Friday, March 23, 2012

Back in the saddle

Today I seem to be back in control of my eating. Before I started binging I was at my dream weight of 175, I now weigh 202.4. If I lose 1 pound a week it'll take me over 4 months to reverse the damage I'd done, but at least I'm not binging anymore. I could have been back to 290 pounds before I finally recovered, that has happened to me many times before.

My 1st race of the season will be on April 1st. I was very excited about showing up to race at my dream weight of 175, but it could be worse. My Ironman is in the fall this year, that gives me plenty of time to get back down to a racing weight. Thank goodness for miracles like abstinence!

Thursday, March 22, 2012

loss of control

I'm 3 days into a massive binge and no signs of being being able to stop. Yesterday I blew $49 for lunch & hit multiple drive thru's. A man can get a ton of burgers, chili cheese fries, and coney dogs for $49. I now know Satan is real, he is now selling sweet potato tater tots at Sonic.

The last time I was is the grips of a binge this severe I weighed 182 in July 2006, by November 2006 I weighed 256 pounds. Dear God help me. This is too big for me to bare.

I had just reached my dream weight of the mid 170's in July of 2011, and now I see that number in my rear view mirror getting smaller and smaller as I eat myself farther & farther away.
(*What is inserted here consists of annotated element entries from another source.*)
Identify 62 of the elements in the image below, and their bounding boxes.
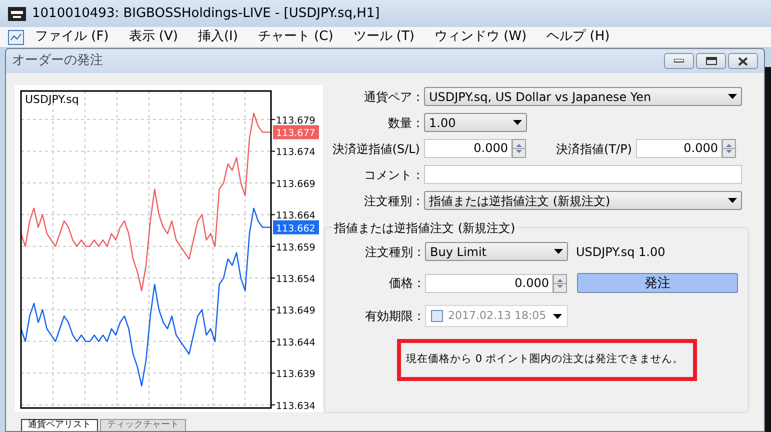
bottom-tab[interactable]: ティックチャート — [100, 419, 186, 431]
axis-tick-label: 113.654 — [276, 274, 316, 286]
comment-field[interactable] — [424, 165, 742, 184]
stop-loss-field[interactable]: 0.000 — [424, 139, 512, 158]
caret-icon — [728, 198, 737, 203]
menu-item[interactable]: 表示 (V) — [120, 27, 187, 47]
menu-item[interactable]: ツール (T) — [344, 27, 424, 47]
axis-tick-label: 113.674 — [276, 147, 316, 158]
warning-message: 現在価格から 0 ポイント圏内の注文は発注できません。 — [406, 352, 684, 368]
field-label: 注文種別 : — [365, 244, 421, 260]
field-label: 決済指値(T/P) — [556, 140, 632, 158]
menu-item[interactable]: チャート (C) — [248, 27, 342, 47]
menu-item[interactable]: 挿入(I) — [188, 27, 247, 47]
axis-tick-label: 113.664 — [276, 210, 316, 222]
caret-icon — [513, 120, 522, 125]
maximize-icon — [706, 57, 716, 65]
volume-select[interactable]: 1.00 — [424, 113, 527, 132]
axis-tick-label: 113.639 — [276, 369, 316, 380]
order-summary: USDJPY.sq 1.00 — [576, 244, 666, 260]
expiry-checkbox[interactable] — [431, 310, 443, 322]
close-button[interactable] — [728, 53, 758, 69]
place-order-button[interactable]: 発注 — [577, 273, 738, 293]
minimize-button[interactable] — [664, 53, 694, 69]
axis-tick-label: 113.634 — [276, 400, 316, 412]
price-tag: 113.677 — [273, 125, 319, 140]
caret-icon — [728, 94, 737, 99]
spinner-icon[interactable] — [722, 139, 736, 158]
field-label: 価格 : — [389, 275, 421, 292]
field-label: コメント : — [364, 166, 420, 184]
caret-icon — [553, 314, 562, 318]
axis-tick-label: 113.644 — [276, 337, 316, 348]
caret-icon — [554, 249, 563, 254]
field-label: 注文種別 : — [364, 192, 420, 210]
order-type-select[interactable]: 指値または逆指値注文 (新規注文) — [424, 191, 742, 210]
window-title: 1010010493: BIGBOSSHoldings-LIVE - [USDJPY.sq,H1] — [32, 4, 380, 23]
field-label: 決済逆指値(S/L) — [332, 140, 420, 158]
menu-item[interactable]: ヘルプ (H) — [538, 27, 619, 47]
axis-tick-label: 113.649 — [276, 306, 316, 317]
app-icon — [8, 6, 26, 20]
spinner-icon[interactable] — [553, 274, 567, 292]
minimize-icon — [674, 59, 684, 63]
dialog-title: オーダーの発注 — [12, 52, 103, 70]
axis-tick-label: 113.669 — [276, 178, 316, 190]
group-title: 指値または逆指値注文 (新規注文) — [333, 219, 516, 237]
maximize-button[interactable] — [696, 53, 726, 69]
spinner-icon[interactable] — [512, 139, 526, 158]
bottom-tab[interactable]: 通貨ペアリスト — [21, 419, 98, 431]
field-label: 数量 : — [388, 114, 420, 132]
axis-tick-label: 113.659 — [276, 242, 316, 254]
field-label: 有効期限 : — [365, 308, 421, 325]
menu-item[interactable]: ファイル (F) — [26, 27, 118, 47]
price-field[interactable]: 0.000 — [425, 274, 553, 292]
price-tag: 113.662 — [273, 220, 319, 234]
field-label: 通貨ペア : — [364, 88, 420, 106]
chart-window-icon — [8, 30, 24, 44]
order-type-select[interactable]: Buy Limit — [425, 242, 568, 261]
take-profit-field[interactable]: 0.000 — [636, 139, 722, 158]
axis-tick-label: 113.679 — [276, 116, 316, 127]
chart-symbol: USDJPY.sq — [25, 93, 79, 106]
close-icon — [738, 56, 748, 66]
menu-item[interactable]: ウィンドウ (W) — [426, 27, 536, 47]
symbol-select[interactable]: USDJPY.sq, US Dollar vs Japanese Yen — [424, 87, 742, 106]
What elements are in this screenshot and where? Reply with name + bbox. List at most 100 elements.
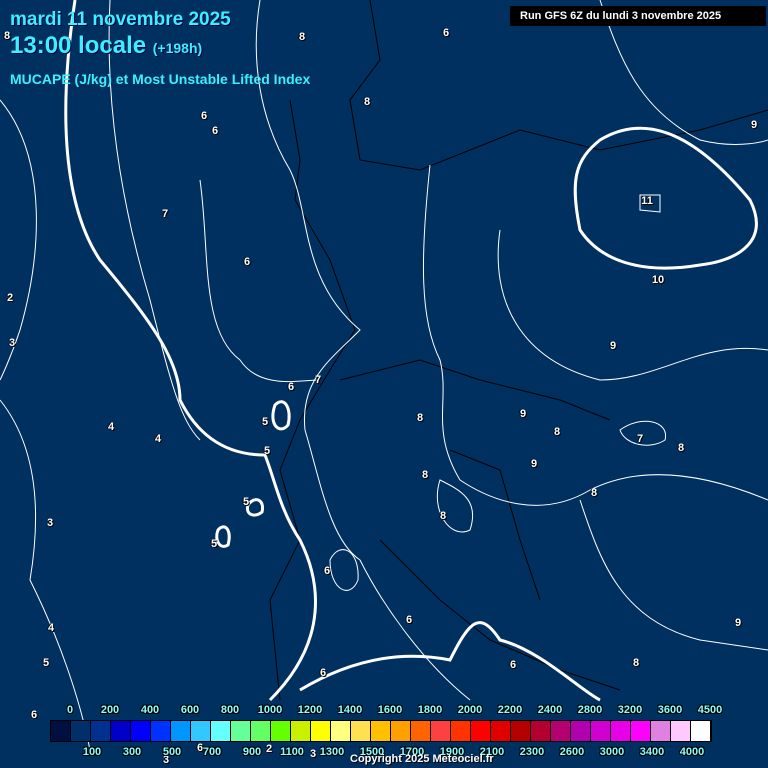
contour-label: 2: [265, 743, 273, 755]
contour-label: 8: [677, 442, 685, 454]
contour-label: 6: [442, 27, 450, 39]
scale-swatch: [71, 721, 91, 741]
contour-label: 6: [287, 381, 295, 393]
thin-contours: [0, 0, 768, 751]
scale-swatch: [371, 721, 391, 741]
contour-label: 6: [30, 709, 38, 721]
scale-swatch: [151, 721, 171, 741]
scale-swatch: [51, 721, 71, 741]
scale-label: 3600: [657, 704, 683, 716]
scale-label: 1200: [297, 704, 323, 716]
scale-swatch: [351, 721, 371, 741]
scale-swatch: [431, 721, 451, 741]
contour-label: 3: [8, 337, 16, 349]
scale-label: 3200: [617, 704, 643, 716]
contour-label: 8: [553, 426, 561, 438]
forecast-time: 13:00 locale (+198h): [10, 32, 202, 60]
contour-label: 2: [6, 292, 14, 304]
contour-label: 9: [609, 340, 617, 352]
scale-label: 4000: [679, 746, 705, 758]
scale-swatch: [131, 721, 151, 741]
scale-label: 800: [220, 704, 240, 716]
scale-swatch: [311, 721, 331, 741]
scale-label: 2400: [537, 704, 563, 716]
lead-time: (+198h): [152, 40, 203, 56]
local-time: 13:00 locale: [10, 32, 147, 59]
contour-label: 3: [46, 517, 54, 529]
contour-label: 8: [416, 412, 424, 424]
scale-label: 2600: [559, 746, 585, 758]
scale-swatch: [211, 721, 231, 741]
contour-label: 3: [309, 748, 317, 760]
contour-label: 5: [261, 416, 269, 428]
contour-label: 9: [519, 408, 527, 420]
contour-label: 5: [210, 538, 218, 550]
contour-label: 8: [421, 469, 429, 481]
scale-swatch: [231, 721, 251, 741]
scale-label: 2800: [577, 704, 603, 716]
scale-swatch: [411, 721, 431, 741]
scale-label: 700: [202, 746, 222, 758]
scale-label: 200: [100, 704, 120, 716]
scale-swatch: [491, 721, 511, 741]
contour-layer: [0, 0, 768, 751]
contour-label: 10: [651, 274, 665, 286]
scale-swatch: [291, 721, 311, 741]
scale-swatch: [471, 721, 491, 741]
scale-label: 1100: [280, 746, 304, 758]
scale-swatch: [651, 721, 671, 741]
scale-swatch: [691, 721, 711, 741]
scale-label: 400: [140, 704, 160, 716]
scale-label: 0: [66, 704, 74, 716]
scale-swatch: [111, 721, 131, 741]
contour-label: 5: [242, 496, 250, 508]
contour-label: 6: [319, 667, 327, 679]
scale-label: 2300: [519, 746, 545, 758]
run-info: Run GFS 6Z du lundi 3 novembre 2025: [510, 6, 766, 26]
contour-label: 4: [47, 622, 55, 634]
contour-label: 9: [750, 119, 758, 131]
contour-label: 5: [42, 657, 50, 669]
weather-map: 8 6 8 6 6 7 6 2 3 6 7 5 5 4 4 5 5 3 6 8 …: [0, 0, 768, 768]
scale-label: 2200: [497, 704, 523, 716]
scale-label: 900: [242, 746, 262, 758]
scale-swatch: [331, 721, 351, 741]
scale-swatch: [591, 721, 611, 741]
contour-label: 6: [323, 565, 331, 577]
forecast-date: mardi 11 novembre 2025: [10, 9, 231, 30]
scale-swatch: [251, 721, 271, 741]
contour-label: 6: [509, 659, 517, 671]
contour-label: 6: [405, 614, 413, 626]
parameter-title: MUCAPE (J/kg) et Most Unstable Lifted In…: [10, 71, 311, 87]
scale-swatch: [511, 721, 531, 741]
contour-label: 6: [200, 110, 208, 122]
contour-label: 5: [263, 445, 271, 457]
contour-label: 4: [154, 433, 162, 445]
contour-label: 8: [439, 510, 447, 522]
scale-label: 2000: [457, 704, 483, 716]
scale-label: 3000: [599, 746, 625, 758]
coastlines: [269, 0, 768, 701]
contour-label: 11: [641, 195, 653, 207]
scale-label: 600: [180, 704, 200, 716]
scale-label: 100: [82, 746, 102, 758]
scale-swatch: [631, 721, 651, 741]
scale-label: 1000: [257, 704, 283, 716]
contour-label: 8: [298, 31, 306, 43]
contour-label: 9: [530, 458, 538, 470]
scale-swatch: [91, 721, 111, 741]
scale-swatch: [671, 721, 691, 741]
scale-swatch: [271, 721, 291, 741]
scale-label: 1400: [337, 704, 363, 716]
contour-label: 8: [363, 96, 371, 108]
scale-swatch: [611, 721, 631, 741]
scale-label: 300: [122, 746, 142, 758]
contour-label: 7: [161, 208, 169, 220]
scale-swatch: [531, 721, 551, 741]
contour-label: 7: [636, 433, 644, 445]
scale-label: 1300: [319, 746, 345, 758]
scale-label: 3400: [639, 746, 665, 758]
contour-label: 4: [107, 421, 115, 433]
scale-label: 1600: [377, 704, 403, 716]
scale-swatch: [551, 721, 571, 741]
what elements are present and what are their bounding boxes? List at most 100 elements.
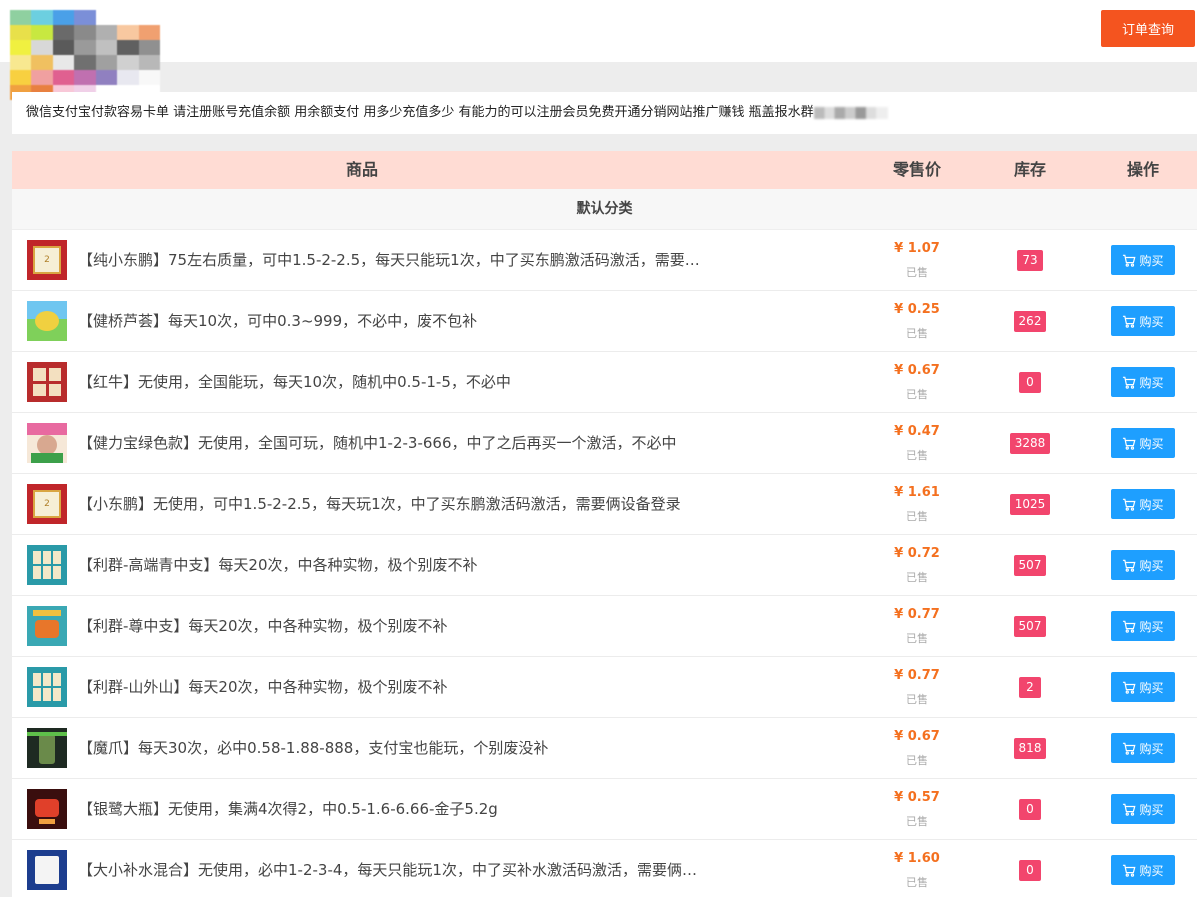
- column-header-action: 操作: [1126, 160, 1159, 179]
- table-row: 【利群-高端青中支】每天20次，中各种实物，极个别废不补 ¥ 0.72 已售 507 购…: [12, 535, 1197, 596]
- stock-badge: 3288: [1009, 432, 1051, 454]
- product-name[interactable]: 【红牛】无使用，全国能玩，每天10次，随机中0.5-1-5，不必中: [78, 352, 703, 412]
- buy-button-label: 购买: [1139, 497, 1164, 512]
- buy-button[interactable]: 购买: [1111, 855, 1175, 885]
- stock-cell: 0: [980, 840, 1080, 897]
- stock-badge: 73: [1017, 249, 1043, 271]
- table-row: 【利群-尊中支】每天20次，中各种实物，极个别废不补 ¥ 0.77 已售 507 购买: [12, 596, 1197, 657]
- stock-badge: 507: [1013, 554, 1047, 576]
- buy-button-label: 购买: [1139, 253, 1164, 268]
- column-header-goods: 商品: [345, 160, 378, 179]
- sold-label: 已售: [906, 510, 928, 523]
- buy-button-label: 购买: [1139, 375, 1164, 390]
- product-thumbnail[interactable]: [27, 545, 67, 585]
- buy-button[interactable]: 购买: [1111, 245, 1175, 275]
- buy-button[interactable]: 购买: [1111, 367, 1175, 397]
- buy-button[interactable]: 购买: [1111, 428, 1175, 458]
- buy-button[interactable]: 购买: [1111, 489, 1175, 519]
- buy-button[interactable]: 购买: [1111, 611, 1175, 641]
- buy-button[interactable]: 购买: [1111, 550, 1175, 580]
- notice-text: 微信支付宝付款容易卡单 请注册账号充值余额 用余额支付 用多少充值多少 有能力的…: [26, 105, 814, 120]
- table-row: 【健力宝绿色款】无使用，全国可玩，随机中1-2-3-666，中了之后再买一个激活…: [12, 413, 1197, 474]
- table-row: 2 【小东鹏】无使用，可中1.5-2-2.5，每天玩1次，中了买东鹏激活码激活，需…: [12, 474, 1197, 535]
- buy-button-label: 购买: [1139, 314, 1164, 329]
- product-thumbnail[interactable]: 2: [27, 484, 67, 524]
- cart-icon: [1122, 498, 1136, 511]
- cart-icon: [1122, 437, 1136, 450]
- sold-label: 已售: [906, 388, 928, 401]
- product-name[interactable]: 【利群-高端青中支】每天20次，中各种实物，极个别废不补: [78, 535, 703, 595]
- stock-cell: 73: [980, 230, 1080, 290]
- sold-label: 已售: [906, 266, 928, 279]
- buy-button[interactable]: 购买: [1111, 733, 1175, 763]
- stock-badge: 507: [1013, 615, 1047, 637]
- sold-label: 已售: [906, 815, 928, 828]
- cart-icon: [1122, 376, 1136, 389]
- buy-button-label: 购买: [1139, 558, 1164, 573]
- product-name[interactable]: 【利群-山外山】每天20次，中各种实物，极个别废不补: [78, 657, 703, 717]
- product-price: ¥ 0.72: [894, 546, 940, 561]
- buy-button[interactable]: 购买: [1111, 306, 1175, 336]
- product-name[interactable]: 【健力宝绿色款】无使用，全国可玩，随机中1-2-3-666，中了之后再买一个激活…: [78, 413, 703, 473]
- column-header-price: 零售价: [892, 160, 941, 179]
- stock-badge: 0: [1019, 798, 1041, 820]
- sold-label: 已售: [906, 571, 928, 584]
- product-price: ¥ 0.77: [894, 607, 940, 622]
- product-thumbnail[interactable]: [27, 728, 67, 768]
- product-thumbnail[interactable]: [27, 301, 67, 341]
- product-name[interactable]: 【小东鹏】无使用，可中1.5-2-2.5，每天玩1次，中了买东鹏激活码激活，需要…: [78, 474, 703, 534]
- product-name[interactable]: 【利群-尊中支】每天20次，中各种实物，极个别废不补: [78, 596, 703, 656]
- product-thumbnail[interactable]: [27, 606, 67, 646]
- stock-badge: 2: [1019, 676, 1041, 698]
- sold-label: 已售: [906, 754, 928, 767]
- product-price: ¥ 1.61: [894, 485, 940, 500]
- cart-icon: [1122, 620, 1136, 633]
- table-row: 【健桥芦荟】每天10次，可中0.3~999，不必中，废不包补 ¥ 0.25 已售 26…: [12, 291, 1197, 352]
- cart-icon: [1122, 315, 1136, 328]
- product-thumbnail[interactable]: 2: [27, 240, 67, 280]
- buy-button-label: 购买: [1139, 863, 1164, 878]
- buy-button[interactable]: 购买: [1111, 672, 1175, 702]
- cart-icon: [1122, 864, 1136, 877]
- buy-button-label: 购买: [1139, 741, 1164, 756]
- product-price: ¥ 1.60: [894, 851, 940, 866]
- sold-label: 已售: [906, 876, 928, 889]
- table-row: 【银鹭大瓶】无使用，集满4次得2，中0.5-1.6-6.66-金子5.2g ¥ 0…: [12, 779, 1197, 840]
- category-row: 默认分类: [12, 189, 1197, 230]
- cart-icon: [1122, 559, 1136, 572]
- product-name[interactable]: 【健桥芦荟】每天10次，可中0.3~999，不必中，废不包补: [78, 291, 703, 351]
- stock-badge: 0: [1019, 371, 1041, 393]
- stock-cell: 507: [980, 596, 1080, 656]
- column-header-stock: 库存: [1013, 160, 1046, 179]
- product-thumbnail[interactable]: [27, 789, 67, 829]
- notice-bar: 微信支付宝付款容易卡单 请注册账号充值余额 用余额支付 用多少充值多少 有能力的…: [12, 92, 1197, 134]
- product-thumbnail[interactable]: [27, 667, 67, 707]
- sold-label: 已售: [906, 632, 928, 645]
- product-name[interactable]: 【大小补水混合】无使用，必中1-2-3-4，每天只能玩1次，中了买补水激活码激活…: [78, 840, 703, 897]
- product-price: ¥ 0.57: [894, 790, 940, 805]
- product-price: ¥ 0.25: [894, 302, 940, 317]
- product-table: 商品 零售价 库存 操作 默认分类 2 【纯小东鹏】75左右质量，可中1.5-2-…: [12, 151, 1197, 897]
- cart-icon: [1122, 803, 1136, 816]
- product-name[interactable]: 【魔爪】每天30次，必中0.58-1.88-888，支付宝也能玩，个别废没补: [78, 718, 703, 778]
- table-row: 【大小补水混合】无使用，必中1-2-3-4，每天只能玩1次，中了买补水激活码激活…: [12, 840, 1197, 897]
- table-body: 2 【纯小东鹏】75左右质量，可中1.5-2-2.5，每天只能玩1次，中了买东鹏激…: [12, 230, 1197, 897]
- header: 订单查询: [0, 0, 1197, 100]
- product-name[interactable]: 【银鹭大瓶】无使用，集满4次得2，中0.5-1.6-6.66-金子5.2g: [78, 779, 703, 839]
- product-thumbnail[interactable]: [27, 362, 67, 402]
- stock-badge: 1025: [1009, 493, 1051, 515]
- cart-icon: [1122, 681, 1136, 694]
- stock-cell: 0: [980, 352, 1080, 412]
- stock-cell: 818: [980, 718, 1080, 778]
- buy-button[interactable]: 购买: [1111, 794, 1175, 824]
- table-header: 商品 零售价 库存 操作: [12, 151, 1197, 189]
- product-thumbnail[interactable]: [27, 850, 67, 890]
- product-thumbnail[interactable]: [27, 423, 67, 463]
- buy-button-label: 购买: [1139, 802, 1164, 817]
- product-name[interactable]: 【纯小东鹏】75左右质量，可中1.5-2-2.5，每天只能玩1次，中了买东鹏激活…: [78, 230, 703, 290]
- cart-icon: [1122, 254, 1136, 267]
- table-row: 【红牛】无使用，全国能玩，每天10次，随机中0.5-1-5，不必中 ¥ 0.67 已…: [12, 352, 1197, 413]
- stock-cell: 0: [980, 779, 1080, 839]
- order-query-button[interactable]: 订单查询: [1101, 10, 1195, 47]
- stock-cell: 1025: [980, 474, 1080, 534]
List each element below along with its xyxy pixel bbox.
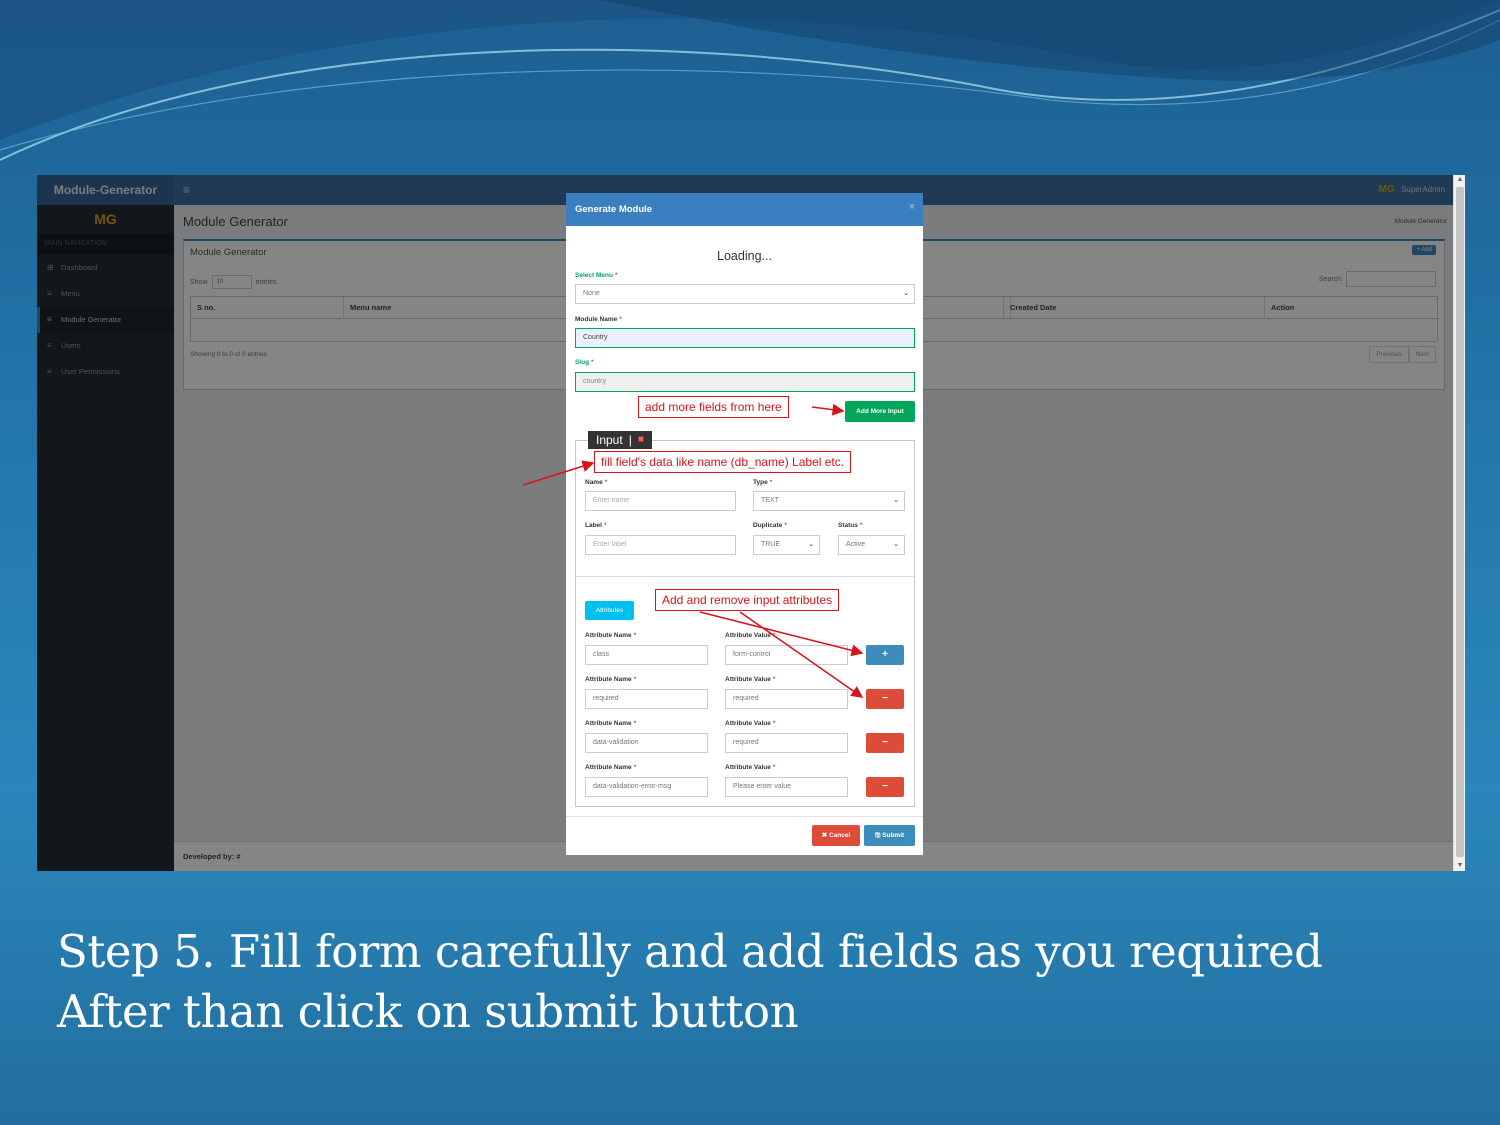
remove-attribute-button[interactable]: − [866, 777, 904, 797]
attribute-name-input[interactable]: class [585, 645, 708, 665]
attribute-name-label: Attribute Name * [585, 632, 637, 639]
remove-attribute-button[interactable]: − [866, 733, 904, 753]
add-attribute-button[interactable]: + [866, 645, 904, 665]
callout-attributes: Add and remove input attributes [655, 589, 840, 611]
select-menu-label: Select Menu * [575, 272, 618, 279]
attribute-name-label: Attribute Name * [585, 764, 637, 771]
name-input[interactable]: Enter name [585, 491, 736, 511]
type-value: TEXT [761, 497, 779, 504]
scrollbar-thumb[interactable] [1456, 187, 1464, 857]
submit-button[interactable]: 🖫 Submit [864, 825, 915, 846]
chevron-down-icon: ⌄ [903, 290, 909, 297]
status-select[interactable]: Active ⌄ [838, 535, 905, 555]
attribute-value-label: Attribute Value * [725, 720, 776, 727]
input-tag-label: Input [596, 433, 623, 447]
add-more-input-button[interactable]: Add More Input [845, 401, 915, 422]
chevron-down-icon: ⌄ [808, 541, 814, 548]
trash-icon[interactable]: ■ [638, 433, 644, 447]
module-name-label: Module Name * [575, 316, 622, 323]
attribute-value-input[interactable]: required [725, 689, 848, 709]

I'm spending a lot of time in prayer, any additional prayers would be greatly appreciated.

sincerely,
memoirs of a binge eating triathlete

Monday, March 19, 2012

Day 1 of SOBRIETY/ ABSTINENCE...again

Last night I fell of the wagon. My destructive overeating has continued all day today. I had 460 days of abstinence, and now I have to start over. I keep trying to stop binge eating by sheer force of will. No matter how hard I try I cant get back to sane eating, and I keep eating, and eating, and eating.... Finally my wife sat me down for a heart to heart. She took my hands into hers and she prayed to help me give my struggles over to God. Then she reminded me to not worry about how many days of abstinence I lost and reminded me to just worry about today. Not to worry about tomorrow, just today. Then she told me to stop beating myself up. To be gentle with myself. And that's when I started to heal again and trust in my Lord Jesus Christ.

In the morning I'll be starting from day 1 again, and I couldn't be happier.

Thank God for my wife and Gods grace.